The Other sighed and dropped the stick. Then he stood up and dusted off the knees of his jeans and pointed at Travis. "I'm not here simply to collect your soul Travis. It's a shriveled up old thing and it wasn't particularly good to begin with. Not exactly worth all this time I'm spending." He shrugged expansively at the impending crash. "No, I'm here to collect all of the souls that you left behind. It was fifty years ago, but it's also just happening now. Time is fluid." At that, he held his finger in the air and the plane stopped, slowly coming to rest right side up still inches above the crash site.
"But wait, they are dead and buried fifty years ago!! And they aren't going to Hell, my wife, my chi..."

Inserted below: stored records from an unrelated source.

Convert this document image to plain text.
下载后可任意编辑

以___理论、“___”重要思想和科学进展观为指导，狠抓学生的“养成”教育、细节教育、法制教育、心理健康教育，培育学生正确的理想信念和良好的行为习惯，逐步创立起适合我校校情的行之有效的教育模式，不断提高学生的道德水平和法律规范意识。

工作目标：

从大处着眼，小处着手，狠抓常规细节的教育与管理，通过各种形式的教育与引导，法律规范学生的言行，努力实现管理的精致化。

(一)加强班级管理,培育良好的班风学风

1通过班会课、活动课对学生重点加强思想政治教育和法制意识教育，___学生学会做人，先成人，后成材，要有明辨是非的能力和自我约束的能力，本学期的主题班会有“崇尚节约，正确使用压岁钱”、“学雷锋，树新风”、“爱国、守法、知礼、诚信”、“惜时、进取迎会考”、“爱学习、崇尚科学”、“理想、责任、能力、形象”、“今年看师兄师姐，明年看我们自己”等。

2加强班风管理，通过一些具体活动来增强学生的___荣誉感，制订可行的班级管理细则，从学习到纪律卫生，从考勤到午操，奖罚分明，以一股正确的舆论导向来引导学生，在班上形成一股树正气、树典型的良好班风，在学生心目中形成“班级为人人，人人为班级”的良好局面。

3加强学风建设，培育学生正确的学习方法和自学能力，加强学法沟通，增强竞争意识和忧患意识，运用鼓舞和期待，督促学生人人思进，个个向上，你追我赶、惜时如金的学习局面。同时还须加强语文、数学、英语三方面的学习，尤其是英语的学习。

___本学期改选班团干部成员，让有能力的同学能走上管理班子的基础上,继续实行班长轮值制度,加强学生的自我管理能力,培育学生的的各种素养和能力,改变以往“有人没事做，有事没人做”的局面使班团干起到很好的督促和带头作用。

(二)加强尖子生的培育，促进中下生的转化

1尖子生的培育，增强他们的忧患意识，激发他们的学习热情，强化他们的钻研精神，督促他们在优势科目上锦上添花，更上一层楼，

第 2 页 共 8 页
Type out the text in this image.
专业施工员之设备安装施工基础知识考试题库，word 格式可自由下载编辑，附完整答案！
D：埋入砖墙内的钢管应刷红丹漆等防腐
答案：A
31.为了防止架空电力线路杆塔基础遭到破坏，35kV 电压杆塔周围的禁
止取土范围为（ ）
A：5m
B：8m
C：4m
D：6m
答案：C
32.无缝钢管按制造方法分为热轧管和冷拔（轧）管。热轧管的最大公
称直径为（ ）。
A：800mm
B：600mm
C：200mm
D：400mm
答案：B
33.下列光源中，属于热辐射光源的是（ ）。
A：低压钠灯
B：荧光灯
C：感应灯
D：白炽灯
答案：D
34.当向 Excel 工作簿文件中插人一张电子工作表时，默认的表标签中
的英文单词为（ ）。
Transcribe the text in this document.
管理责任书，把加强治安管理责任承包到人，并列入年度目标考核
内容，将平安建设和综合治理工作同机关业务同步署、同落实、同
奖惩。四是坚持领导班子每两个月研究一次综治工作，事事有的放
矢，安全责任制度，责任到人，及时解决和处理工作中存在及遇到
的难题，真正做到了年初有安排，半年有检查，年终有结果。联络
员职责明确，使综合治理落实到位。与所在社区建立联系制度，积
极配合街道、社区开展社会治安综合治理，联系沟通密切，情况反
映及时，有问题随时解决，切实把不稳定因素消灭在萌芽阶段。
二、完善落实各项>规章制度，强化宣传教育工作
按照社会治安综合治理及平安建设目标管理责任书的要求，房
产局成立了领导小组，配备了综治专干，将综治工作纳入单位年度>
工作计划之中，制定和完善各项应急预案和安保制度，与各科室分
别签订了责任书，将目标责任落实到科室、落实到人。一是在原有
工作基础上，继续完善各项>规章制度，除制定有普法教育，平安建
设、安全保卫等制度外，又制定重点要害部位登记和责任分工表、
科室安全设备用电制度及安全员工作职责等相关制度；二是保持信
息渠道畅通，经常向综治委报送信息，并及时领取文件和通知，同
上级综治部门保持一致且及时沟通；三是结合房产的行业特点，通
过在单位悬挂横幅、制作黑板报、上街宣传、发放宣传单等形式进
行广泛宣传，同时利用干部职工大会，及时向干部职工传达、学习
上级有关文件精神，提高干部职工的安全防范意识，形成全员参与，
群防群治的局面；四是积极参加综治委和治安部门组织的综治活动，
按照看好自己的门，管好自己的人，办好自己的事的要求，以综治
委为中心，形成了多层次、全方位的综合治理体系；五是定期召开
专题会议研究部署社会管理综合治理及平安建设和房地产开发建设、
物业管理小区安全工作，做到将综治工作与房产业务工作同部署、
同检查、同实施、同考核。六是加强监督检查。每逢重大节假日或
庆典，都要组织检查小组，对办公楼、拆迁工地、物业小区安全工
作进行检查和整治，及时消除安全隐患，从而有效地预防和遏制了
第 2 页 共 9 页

The Devil cut him off, "Travis, they weren't your family, not really. You abandoned them when you could have saved them. You never asked me to save them and I could have. I would have! You were a selfish prick then and you still are. So, they are mine now, just like you are. And so are all of the other souls on that plane. Like I said, time is fluid. They may have been buried fifty years ago, but their souls are still trapped on that plane right now. And you are going to help me collect them. Oh, it's a dirty, nasty process too...." The Other smiled at that. This grin was oily, hot.
Travis, who had been shaking his head vigorously throughout, said, "But NO! That wasn't our deal!"
The Devil gave that same slow, good-natured laugh. "Oh, but haven't you heard, Travis? I'm a liar."